Make merry as you can, everyone. We still have we.

Wednesday, December 4, 2013

Embrace the old

I've written about guilty pleasures before. Basically, I don't really believe in them- like what you want, for whatever reason you want and hold your head high. Recently, I got to indulge in one of my favourite proud-pleasures- the church Christmas bazaar.

How do I encapsulate my love for these little havens of knick-knackery and home baking? I can't - they are more than words to me. For as long as I can remember, every November my family and I have trundled ourselves off to the local churches for a day-long celebration of all things slightly-musty and homemade. And I honestly wouldn't trade that day for the world. After years of lollygagging and mindless wandering, we've finally developed a system that would make an army general proud.

8:30 - get up, immediately regret early saturday wake-up. Remember delicious chocolate chip cookies from last year. Get out of bed, stagger to bathroom, splash water on face and accidentally put undereye cream on instead of lipbalm.

9:00 - admire wrinkle-less lips, get on bus, head out to suburbs.

9:30 - arrive at suburbs, get picked up by family, who are equally sleep-and-coffee-deprived. Drive to first church.

10:00 - 13:00 - caffeine-less blur of bake tables, knitting projects, used book perusing and sandwich-and-soup-eating.

13:30 - leave suburbs, loaded down with books and "fill this for only a dollar" bags. Eat brownies until even the thought of chocolate brings on a brief weeping spell.
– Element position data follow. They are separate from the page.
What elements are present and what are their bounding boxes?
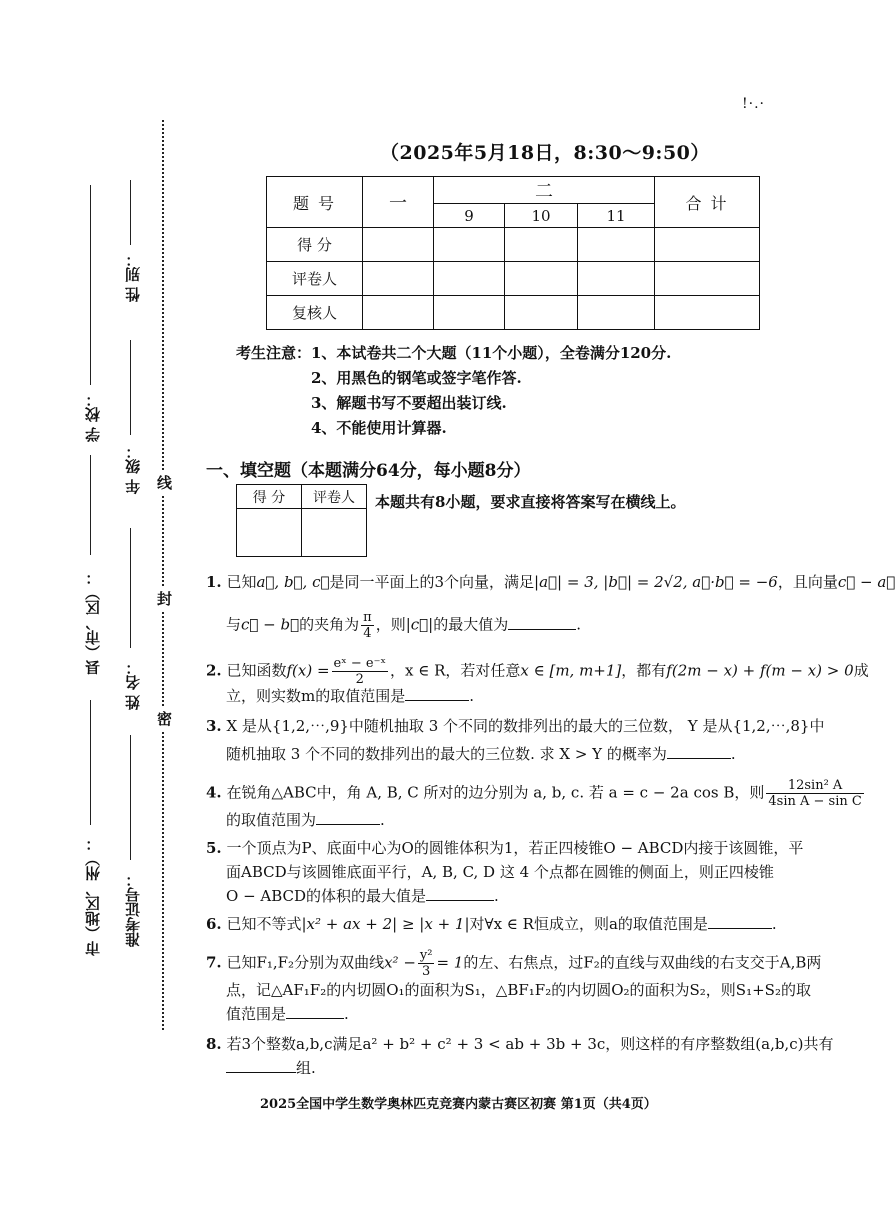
answer-blank[interactable] bbox=[286, 1004, 344, 1019]
col-tihao: 题 号 bbox=[267, 177, 363, 228]
notice-item-2: 2、用黑色的钢笔或签字笔作答. bbox=[311, 369, 522, 387]
col-part-one: 一 bbox=[363, 177, 434, 228]
gender-line bbox=[130, 180, 131, 245]
seal-xian: 线 bbox=[157, 470, 172, 495]
fraction: $\frac{\pi}{4}$ bbox=[363, 610, 372, 641]
question-2-cont: 立，则实数m的取值范围是 . bbox=[226, 687, 475, 705]
score-cell[interactable] bbox=[505, 296, 578, 330]
exam-id-label: 准考证号： bbox=[124, 872, 142, 947]
exam-date: （2025年5月18日，8:30～9:50） bbox=[380, 142, 710, 164]
question-6: 6. 已知不等式|x² + ax + 2| ≥ |x + 1|对∀x ∈ R恒成立，则a的取值范围是 . bbox=[206, 915, 777, 933]
question-7-cont2: 值范围是 . bbox=[226, 1005, 349, 1023]
score-cell[interactable] bbox=[434, 228, 505, 262]
notice-item-3: 3、解题书写不要超出装订线. bbox=[311, 394, 507, 412]
section-desc: 本题共有8小题，要求直接将答案写在横线上。 bbox=[375, 493, 686, 511]
score-cell[interactable] bbox=[655, 262, 760, 296]
grade-label: 年 级： bbox=[124, 444, 142, 495]
grader-head: 评卷人 bbox=[302, 485, 367, 509]
question-8: 8. 若3个整数a,b,c满足a² + b² + c² + 3 < ab + 3b + 3c，则这样的有序整数组(a,b,c)共有 bbox=[206, 1035, 834, 1053]
question-1-cont: 与c⃗ − b⃗的夹角为 $\frac{\pi}{4}$ ，则|c⃗|的最大值为 . bbox=[226, 610, 582, 641]
row-label: 复核人 bbox=[267, 296, 363, 330]
reviewer-row bbox=[267, 296, 760, 330]
answer-blank[interactable] bbox=[316, 810, 380, 825]
question-1: 1. 已知a⃗, b⃗, c⃗是同一平面上的3个向量，满足|a⃗| = 3, |b⃗| = 2√2, a⃗·b⃗ = −6，且向量c⃗ − a⃗ bbox=[206, 573, 895, 591]
seal-mi: 密 bbox=[157, 706, 172, 731]
question-4: 4. 在锐角△ABC中，角 A, B, C 所对的边分别为 a, b, c. 若 a = c − 2a cos B，则 $\frac{\text{12sin² A}}{\text{4sin A − sin C}}$ bbox=[206, 778, 862, 809]
county-label: 县（市、区）： bbox=[84, 570, 102, 675]
binding-dotted-line bbox=[162, 120, 164, 1030]
question-number: 1. bbox=[206, 573, 222, 591]
math: a⃗, b⃗, c⃗ bbox=[256, 573, 330, 591]
answer-blank[interactable] bbox=[226, 1058, 296, 1073]
score-cell[interactable] bbox=[434, 262, 505, 296]
grader-row bbox=[267, 262, 760, 296]
score-cell[interactable] bbox=[434, 296, 505, 330]
answer-blank[interactable] bbox=[405, 686, 469, 701]
name-line bbox=[130, 528, 131, 648]
row-label: 评卷人 bbox=[267, 262, 363, 296]
score-cell[interactable] bbox=[505, 262, 578, 296]
fraction: $\frac{\text{y²}}{3}$ bbox=[419, 948, 433, 979]
score-cell[interactable] bbox=[302, 509, 367, 557]
score-cell[interactable] bbox=[655, 228, 760, 262]
math: c⃗ − b⃗ bbox=[241, 615, 300, 634]
question-4-cont: 的取值范围为 . bbox=[226, 811, 385, 829]
col-q11: 11 bbox=[578, 204, 655, 228]
math: c⃗ − a⃗ bbox=[837, 573, 895, 591]
question-7-cont: 点，记△AF₁F₂的内切圆O₁的面积为S₁，△BF₁F₂的内切圆O₂的面积为S₂，则S₁+S₂的取 bbox=[226, 981, 811, 999]
notice-item-1: 1、本试卷共二个大题（11个小题），全卷满分120分. bbox=[311, 344, 672, 362]
notice-lead: 考生注意： bbox=[236, 344, 312, 362]
name-label: 姓 名： bbox=[124, 660, 142, 711]
score-cell[interactable] bbox=[237, 509, 302, 557]
col-q10: 10 bbox=[505, 204, 578, 228]
col-part-two: 二 bbox=[434, 177, 655, 204]
score-cell[interactable] bbox=[578, 262, 655, 296]
fraction: $\frac{\text{12sin² A}}{\text{4sin A − sin C}}$ bbox=[768, 778, 862, 809]
school-label: 学 校： bbox=[84, 392, 102, 443]
question-8-cont: 组. bbox=[226, 1058, 316, 1078]
exam-id-line bbox=[130, 735, 131, 860]
row-label: 得 分 bbox=[267, 228, 363, 262]
answer-blank[interactable] bbox=[708, 914, 772, 929]
fraction: $\frac{\text{eˣ − e⁻ˣ}}{2}$ bbox=[333, 656, 386, 687]
score-cell[interactable] bbox=[505, 228, 578, 262]
col-total: 合 计 bbox=[655, 177, 760, 228]
math: |c⃗| bbox=[405, 615, 434, 634]
page-footer: 2025全国中学生数学奥林匹克竞赛内蒙古赛区初赛 第1页（共4页） bbox=[260, 1097, 657, 1112]
score-row bbox=[267, 228, 760, 262]
score-cell[interactable] bbox=[363, 228, 434, 262]
county-line bbox=[90, 455, 91, 555]
question-5-cont2: O − ABCD的体积的最大值是 . bbox=[226, 887, 499, 905]
city-label: 市（地区、州）： bbox=[84, 836, 102, 956]
score-cell[interactable] bbox=[578, 296, 655, 330]
city-line bbox=[90, 700, 91, 825]
question-3: 3. X 是从{1,2,⋯,9}中随机抽取 3 个不同的数排列出的最大的三位数， Y 是从{1,2,⋯,8}中 bbox=[206, 717, 825, 735]
score-head: 得 分 bbox=[237, 485, 302, 509]
question-3-cont: 随机抽取 3 个不同的数排列出的最大的三位数. 求 X > Y 的概率为 . bbox=[226, 745, 736, 763]
math: |a⃗| = 3, |b⃗| = 2√2, a⃗·b⃗ = −6 bbox=[534, 573, 778, 591]
col-q9: 9 bbox=[434, 204, 505, 228]
answer-blank[interactable] bbox=[426, 886, 494, 901]
grade-line bbox=[130, 340, 131, 435]
seal-feng: 封 bbox=[157, 586, 172, 611]
answer-blank[interactable] bbox=[667, 744, 731, 759]
score-cell[interactable] bbox=[655, 296, 760, 330]
question-5: 5. 一个顶点为P、底面中心为O的圆锥体积为1，若正四棱锥O − ABCD内接于该圆锥，平 bbox=[206, 839, 804, 857]
score-table bbox=[266, 176, 760, 330]
score-cell[interactable] bbox=[363, 262, 434, 296]
school-line bbox=[90, 185, 91, 385]
score-cell[interactable] bbox=[578, 228, 655, 262]
score-cell[interactable] bbox=[363, 296, 434, 330]
gender-label: 性 别： bbox=[124, 252, 142, 303]
section-title: 一、填空题（本题满分64分，每小题8分） bbox=[206, 461, 531, 481]
question-7: 7. 已知F₁,F₂分别为双曲线x² − $\frac{\text{y²}}{3}$ = 1的左、右焦点，过F₂的直线与双曲线的右支交于A,B两 bbox=[206, 948, 822, 979]
notice-item-4: 4、不能使用计算器. bbox=[311, 419, 447, 437]
question-2: 2. 已知函数f(x) = $\frac{\text{eˣ − e⁻ˣ}}{2}$ ，x ∈ R，若对任意x ∈ [m, m+1]，都有f(2m − x) + f(m − x) > 0成 bbox=[206, 656, 869, 687]
answer-blank[interactable] bbox=[508, 615, 576, 630]
corner-mark: !·.· bbox=[742, 96, 765, 112]
section-score-box bbox=[236, 484, 367, 557]
question-5-cont: 面ABCD与该圆锥底面平行，A, B, C, D 这 4 个点都在圆锥的侧面上，则正四棱锥 bbox=[226, 863, 774, 881]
13:12 - begin countdown until next year.

We have it down to a science. Each of the four churches we visit on that frosty November Saturday has its pros and cons, and we don't even have to think about them anymore - we just know. We're the bazaar whisperers. It's common knowledge among us that the Catholics have a decent bake sale (but the prices are too high) and their raffle is worth a look; the Anglicans have a well-organized book room, a great white elephant table, and their cookie selection and pricing can't be beat; the Presbyterians have awful silent auctions but a top-notch tea room and a well-organized knitting selection. And the Unitarians? Damn, people. Just don't even bother trying to compete. They have it all - fabulous ethnic food, quality silent auction, books that are still charting on the bestseller list - seriously. My sister and I have seriously considered converting just to get the early bird deals at the Holly and Lace Bazaar.

As I get older, I try to simplify the holiday season. There were traditions I kept up with only because they were just that - traditions; I didn't want to be the first to break them. But really? I wasn't enjoying a lot of them. I was just saying to TB the other day that I love this season but Christmas day itself I can take or leave. It's full of cooking and schlepping and last minute wrapping (if you're us) and cleaning and tidying and blee blah bloo. But some traditions are just perfect. I love getting out my Playmobil advent calendar, I love sending the world's most annoying Christmas cards (actually putting them together is another thing, but I digress), I love walking through freshly fallen snow and singing along with The Carpenters' Christmas album and eating latkes, and decorating my office and drinking rum-soaked cocktails and hanging out with friends who've come home for the holidays. And damn it, I love me some Christmas bazaars. It's one of the traditions that's worth the fuss and bother of driving all over Hell's acres to get to. Because seriously, 5 cupcakes for $1.25? Suck it, Magnolia, I'll take whatever Ethel and Pearl are serving.